Wild management

India's forests are not wilderness but habitats. Our wildlife management strategy must for this reason be inclusive of people who live in our national parks and not treat them as 'biotic interference'. An inept wildlife management policy ensures nobody wins

 
Published: Wednesday 31 October 2001

The wildlife week has just ended with barely a stir. And the plight of our animals in the wild remains what it has always been -- pitiable. Not just are they fast losing their habitat and contending with poachers, they are now facing the ire of the very people they once shared their homes with.

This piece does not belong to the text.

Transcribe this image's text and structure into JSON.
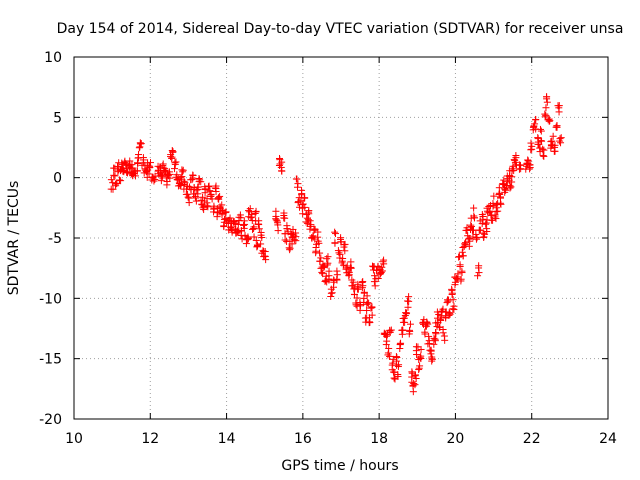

Barely has the memory of the brutal hacking of elephants in the Corbett National Park become dim, when the poisoning of ten pachyderms in Nameri National Park in Assam brought it all back. To make matters worse, five lions in what has been the country's pride, the Gir sanctuary, were found dead. While officials are taking great pains to project them as "natural deaths" evidence of poisoning and premeditated killing is all too clear. Which brings one back to the question -- why these deaths?

If anything the human-animal conflict is deepening by the day. This only goes to show that there is a serious flaw in our wildlife policy. Little effort has been made to address the problems of people who live in the forests. It is no wonder that such conflicts erupt.

As we have said often in these very columns, India's forests are not wilderness but habitats. Our wildlife management strategy must for this reason be inclusive of people who live in our national parks and not treat them as 'biotic interference'. As yet progress on this issue has been poor and worse, mean-minded. The concept of 'eco development' has been to give poor inhabitants some crumbs to turn their backs on forests. Worse, no efforts have been made to relocate these forest villages -- with expected results. All this is leading to a crisis that will not go away.

Wildlife weeks may come and go. But unless a serious effort is made to address all the issues involved, there is little hope.